O reconhecimento do campo marcou uma etapa importante, por abrir o espaço necessário à criação da profissão do psicólogo. Percebe-se que foi ainda no século XIX, em concomitância com a reorganização de outras ocupações já tradicionais (médicos, engenheiros, etc.), que surgem os primeiros sinais de uma profissão alicerçada no conhecimento sobre o comportamento humano. Na época, e segundo Koppes (2007), já eram encontrados, em diversos países, laboratórios, revistas, disciplinas acadêmicas, associações e serviços profissionais que levavam o nome de Psicologia.

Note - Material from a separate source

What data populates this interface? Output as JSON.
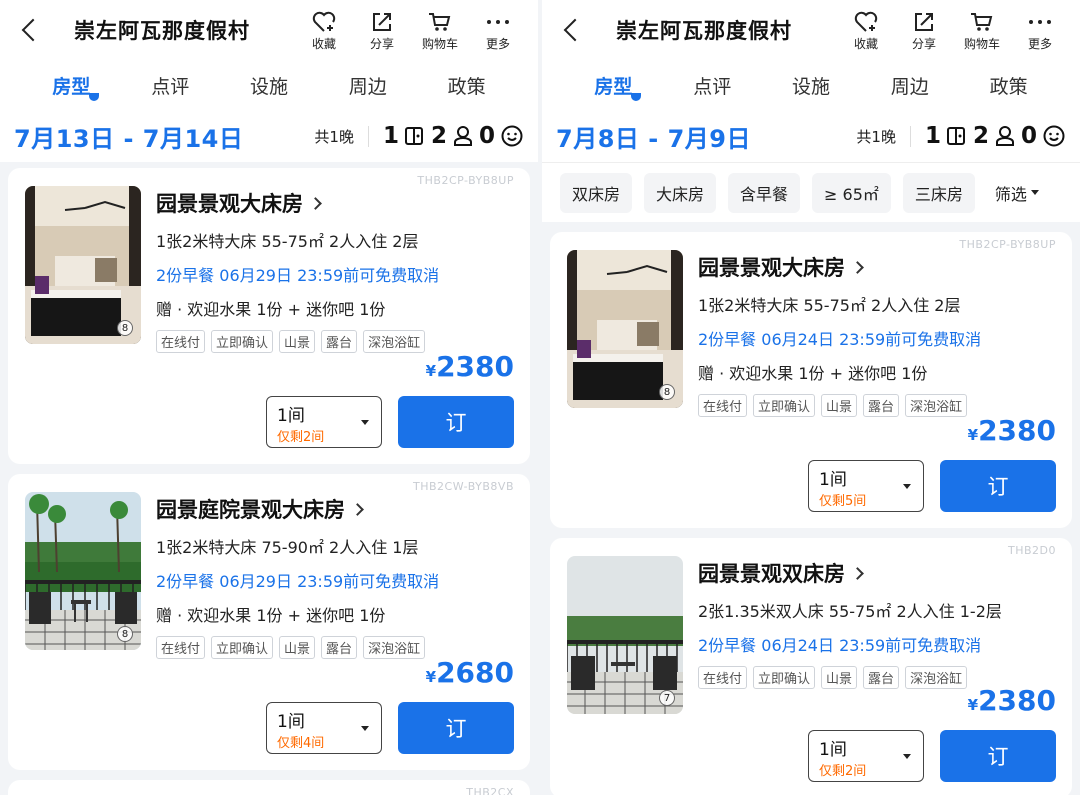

Não obstante os sinais visíveis dos serviços profissionais focados no comportamento humano no século XIX, somente nos anos seguintes à Primeira Guerra Mundial (1919) é que a Psicologia aparece claramente configurada no quadro das atividades ocupacionais, já sob o formato de profissão institucionalizada.

Em Angola os primeiros cursos de Psicologia surgiram no início da década de 2000, com a criação das primeiras Instituições de Ensino Superior privadas. Não obstante a recenticidade dos cursos, é notório o crescimento e o reconhecimento da importância do campo: tanto pela demanda apresentada pelas organizações, quanto pelo número crescente de cursos e estudantes interessados por essa formação.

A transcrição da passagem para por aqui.